Courts also have looked at whether the modification has been accepted by the offeree. For example, in Klocek v. Gateway, Inc., 104 F. Supp. 2d 1332 (D. Kan. 2000), the purchaser of a Gateway computer did not see Gateway’s standard terms (and was not provided notice about the terms) until the computer was shipped to the purchaser and she opened the box. Gateway’s standard terms contained a number of provisions, including an arbitration clause. When Gateway moved to dismiss a class action lawsuit in light of the Federal Arbitration Act, the court refused to enforce the arbitration clause. The court found that the plaintiff offered to purchase the computer and Gateway accepted. Gateway’s standard terms then became either an expression of acceptance or a confirmation of the offer under section 2-207 of the U.C.C. However, the court found that the rest of the provisions in Gateway’s standard terms, including the arbitration clause, were not part of the original purchase agreement and were not enforceable.
More recently, in Knutson v. Sirius XM Radio, 771 F.3d 559 (9th Cir. 2014), the terms regarding an automobile’s trial subscription to a satellite radio service were sent to the owner a month after the purchase of the automobile in an envelope marked “Welcome Kit.” The Ninth Circuit refused to enforce the additional terms because there was no mutual assent to the terms. The Ninth Circuit found no evidence that the purchaser of the automobile knew that he had purchased anything from Sirius or was entering into a relationship with Sirius, let alone had agreed to the terms (which contained an arbitration clause). Therefore, continued use of the service by the purchaser did not manifest assent to the terms.

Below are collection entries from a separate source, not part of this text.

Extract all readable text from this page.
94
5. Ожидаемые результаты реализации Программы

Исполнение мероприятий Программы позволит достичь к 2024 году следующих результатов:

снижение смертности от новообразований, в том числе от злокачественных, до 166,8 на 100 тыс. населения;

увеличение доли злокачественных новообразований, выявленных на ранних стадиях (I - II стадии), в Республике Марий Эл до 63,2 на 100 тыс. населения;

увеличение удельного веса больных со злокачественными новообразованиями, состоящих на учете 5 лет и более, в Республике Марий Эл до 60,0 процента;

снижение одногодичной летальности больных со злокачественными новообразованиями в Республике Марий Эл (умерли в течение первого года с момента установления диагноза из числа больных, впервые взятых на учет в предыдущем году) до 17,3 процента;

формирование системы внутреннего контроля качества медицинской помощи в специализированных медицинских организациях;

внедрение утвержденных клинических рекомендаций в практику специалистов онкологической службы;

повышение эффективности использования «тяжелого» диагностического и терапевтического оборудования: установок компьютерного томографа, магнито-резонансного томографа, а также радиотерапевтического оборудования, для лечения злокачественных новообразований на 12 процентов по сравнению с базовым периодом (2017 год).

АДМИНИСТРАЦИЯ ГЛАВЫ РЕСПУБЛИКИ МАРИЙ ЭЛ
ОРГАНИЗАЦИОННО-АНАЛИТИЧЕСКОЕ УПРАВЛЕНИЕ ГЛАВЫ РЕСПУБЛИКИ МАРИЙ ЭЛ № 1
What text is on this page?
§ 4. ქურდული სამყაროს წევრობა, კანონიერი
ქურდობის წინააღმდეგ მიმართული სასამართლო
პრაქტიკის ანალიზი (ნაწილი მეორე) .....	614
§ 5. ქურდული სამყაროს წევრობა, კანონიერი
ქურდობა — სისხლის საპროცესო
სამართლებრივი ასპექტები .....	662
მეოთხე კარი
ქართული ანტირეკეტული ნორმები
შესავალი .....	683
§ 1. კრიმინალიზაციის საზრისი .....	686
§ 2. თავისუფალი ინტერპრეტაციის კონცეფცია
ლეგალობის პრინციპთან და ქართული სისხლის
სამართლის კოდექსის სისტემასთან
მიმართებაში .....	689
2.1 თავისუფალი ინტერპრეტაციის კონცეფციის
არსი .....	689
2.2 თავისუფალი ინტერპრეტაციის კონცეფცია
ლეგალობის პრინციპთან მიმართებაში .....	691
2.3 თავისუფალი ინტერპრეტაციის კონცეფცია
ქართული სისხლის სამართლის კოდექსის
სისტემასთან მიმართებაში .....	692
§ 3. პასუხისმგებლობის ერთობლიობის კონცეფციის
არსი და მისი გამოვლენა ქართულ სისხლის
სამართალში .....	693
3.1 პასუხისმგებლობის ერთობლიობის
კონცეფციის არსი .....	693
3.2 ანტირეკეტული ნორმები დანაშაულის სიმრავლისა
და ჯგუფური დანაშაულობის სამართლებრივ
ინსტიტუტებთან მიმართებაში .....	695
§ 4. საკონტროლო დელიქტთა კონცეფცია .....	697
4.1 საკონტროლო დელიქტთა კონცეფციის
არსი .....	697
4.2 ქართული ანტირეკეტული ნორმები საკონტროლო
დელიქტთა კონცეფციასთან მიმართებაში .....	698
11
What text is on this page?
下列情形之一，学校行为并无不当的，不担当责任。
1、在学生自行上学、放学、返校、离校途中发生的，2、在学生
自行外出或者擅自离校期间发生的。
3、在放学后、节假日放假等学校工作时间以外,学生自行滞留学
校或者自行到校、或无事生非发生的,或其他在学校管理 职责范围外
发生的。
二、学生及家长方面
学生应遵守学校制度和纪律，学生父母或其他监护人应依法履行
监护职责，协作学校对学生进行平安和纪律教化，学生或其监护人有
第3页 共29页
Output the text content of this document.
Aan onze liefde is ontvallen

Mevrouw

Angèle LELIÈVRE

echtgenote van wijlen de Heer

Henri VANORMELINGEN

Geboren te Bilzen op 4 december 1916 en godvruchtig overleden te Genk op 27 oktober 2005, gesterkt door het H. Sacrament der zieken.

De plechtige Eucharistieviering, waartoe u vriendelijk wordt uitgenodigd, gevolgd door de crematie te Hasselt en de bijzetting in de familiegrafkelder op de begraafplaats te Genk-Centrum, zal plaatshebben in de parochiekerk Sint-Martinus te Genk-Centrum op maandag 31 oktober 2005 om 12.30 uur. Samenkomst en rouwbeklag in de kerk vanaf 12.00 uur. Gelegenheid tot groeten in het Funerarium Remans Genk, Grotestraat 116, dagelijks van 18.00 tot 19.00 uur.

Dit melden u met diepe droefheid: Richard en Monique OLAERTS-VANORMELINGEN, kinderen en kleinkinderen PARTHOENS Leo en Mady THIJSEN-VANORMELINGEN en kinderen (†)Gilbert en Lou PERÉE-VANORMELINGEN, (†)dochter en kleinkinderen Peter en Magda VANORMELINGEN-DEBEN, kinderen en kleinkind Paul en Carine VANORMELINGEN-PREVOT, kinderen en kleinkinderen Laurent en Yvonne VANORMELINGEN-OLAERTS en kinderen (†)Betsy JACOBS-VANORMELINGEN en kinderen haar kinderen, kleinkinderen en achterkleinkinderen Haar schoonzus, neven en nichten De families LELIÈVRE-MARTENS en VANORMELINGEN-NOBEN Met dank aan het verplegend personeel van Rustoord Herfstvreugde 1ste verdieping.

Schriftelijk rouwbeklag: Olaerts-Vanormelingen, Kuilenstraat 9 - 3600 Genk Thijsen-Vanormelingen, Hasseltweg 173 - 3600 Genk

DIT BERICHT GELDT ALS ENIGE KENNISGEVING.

How have these traditional contract ruled been applied online? The courts that have addressed online modifications generally have respected these traditional contract principles and have held that attempted modifications are unenforceable when the person to whom the modification is offered has no reason to know of the proposed changes to the agreement. As a result, online contract modifications tend to fall for failure to satisfy the notice requirement.
In evaluating notice, the courts that have addressed online contract modification have paid close attention to the differences between electronic and face-to-face or paper communications. This is a refreshing development, given that this is not always the case in opinions addressing online contract formation in the first instance. The opinion in Campbell v. General Dynamics, 407 F.3d 546 (1st Cir. 2005), a dispute involving an attempted modification of an employment handbook, provides an example of judicial awareness that electronic messages can get lost in the electronic shuffle. In Campbell, an employer attempted to modify an employment handbook by sending a mass company-wide e-mail message containing hyperlinks to the proposed changes to its employees. One of the proposed modifications was a binding arbitration clause. In holding that the modification was not effective, the court focused on the expectations of the employee receiving the modification offer. Given that the mass e-mail message did nothing to communicate its importance and that employment changes at General Dynamics were usually communicated in person by means of a signed writing, the court held that the attempted modification was not binding.